Raoul commença de rougir, car il voyait où de Wardes en voulait venir.

– Non ; qui a-t-on nommé ? Il n'y a pas longtemps en tout cas ; car il y a huit jours la charge était encore vacante ; à telle enseigne que le roi l'a refusée à Monsieur, qui la demandait pour un de ses protégés.

– Eh bien ! mon cher, le roi l'a refusée au protégé de Monsieur pour la donner au chevalier d'Artagnan, à un cadet de Gascogne qui a traîné l'épée trente ans dans les antichambres.

– Pardon, monsieur, si je vous arrête, dit Raoul en lançant un regard plein de sévérité à de Wardes ; mais vous me faites l'effet de ne pas connaître celui dont vous parlez.

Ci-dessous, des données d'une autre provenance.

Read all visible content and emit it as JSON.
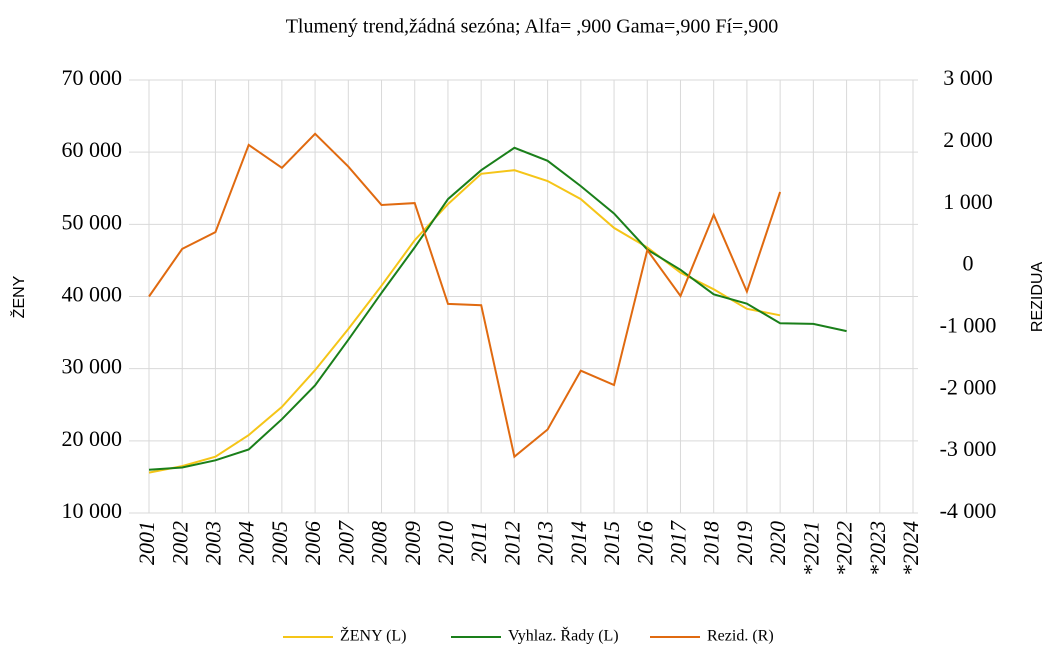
{
  "chart_data": {
    "type": "line",
    "title": "Tlumený trend,žádná sezóna; Alfa=  ,900 Gama=,900 Fí=,900",
    "y_label": "ŽENY",
    "y2_label": "REZIDUA",
    "categories": [
      "2001",
      "2002",
      "2003",
      "2004",
      "2005",
      "2006",
      "2007",
      "2008",
      "2009",
      "2010",
      "2011",
      "2012",
      "2013",
      "2014",
      "2015",
      "2016",
      "2017",
      "2018",
      "2019",
      "2020",
      "*2021",
      "*2022",
      "*2023",
      "*2024"
    ],
    "ylim": [
      10000,
      70000
    ],
    "yticks": [
      {
        "value": 10000,
        "label": "10 000"
      },
      {
        "value": 20000,
        "label": "20 000"
      },
      {
        "value": 30000,
        "label": "30 000"
      },
      {
        "value": 40000,
        "label": "40 000"
      },
      {
        "value": 50000,
        "label": "50 000"
      },
      {
        "value": 60000,
        "label": "60 000"
      },
      {
        "value": 70000,
        "label": "70 000"
      }
    ],
    "y2lim": [
      -4000,
      3000
    ],
    "y2ticks": [
      {
        "value": -4000,
        "label": "-4 000"
      },
      {
        "value": -3000,
        "label": "-3 000"
      },
      {
        "value": -2000,
        "label": "-2 000"
      },
      {
        "value": -1000,
        "label": "-1 000"
      },
      0,
      {
        "value": 1000,
        "label": "1 000"
      },
      {
        "value": 2000,
        "label": "2 000"
      },
      {
        "value": 3000,
        "label": "3 000"
      }
    ],
    "grid": true,
    "legend": "bottom",
    "series": [
      {
        "name": "ŽENY (L)",
        "color": "#f5c518",
        "axis": "y",
        "values": [
          15600,
          16500,
          17800,
          20800,
          24700,
          29800,
          35500,
          41500,
          47800,
          52800,
          57000,
          57500,
          56000,
          53500,
          49500,
          46800,
          43300,
          41000,
          38300,
          37400,
          null,
          null,
          null,
          null
        ]
      },
      {
        "name": "Vyhlaz. Řady (L)",
        "color": "#1a7f1a",
        "axis": "y",
        "values": [
          16000,
          16300,
          17300,
          18800,
          23000,
          27700,
          34000,
          40500,
          46800,
          53500,
          57500,
          60600,
          58800,
          55300,
          51500,
          46500,
          43700,
          40300,
          39000,
          36300,
          36200,
          35200,
          null,
          null
        ]
      },
      {
        "name": "Rezid. (R)",
        "color": "#e06a10",
        "axis": "y2",
        "values": [
          -500,
          270,
          540,
          1950,
          1580,
          2130,
          1600,
          980,
          1010,
          -620,
          -640,
          -3090,
          -2650,
          -1700,
          -1930,
          250,
          -490,
          820,
          -420,
          1190,
          null,
          null,
          null,
          null
        ]
      }
    ]
  }
}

– Je ne connais pas M. d'Artagnan ! Eh ! mon Dieu ! qui donc ne le connaît pas ?

– Ceux qui le connaissent, monsieur, reprit Raoul avec plus de calme et de froideur, sont tenus de dire que, s'il n'est pas aussi bon gentilhomme que le roi, ce qui n'est point sa faute, il égale tous les rois du monde en courage et en loyauté. Voilà mon opinion à moi, monsieur, et Dieu merci ! je connais M. d'Artagnan depuis ma naissance.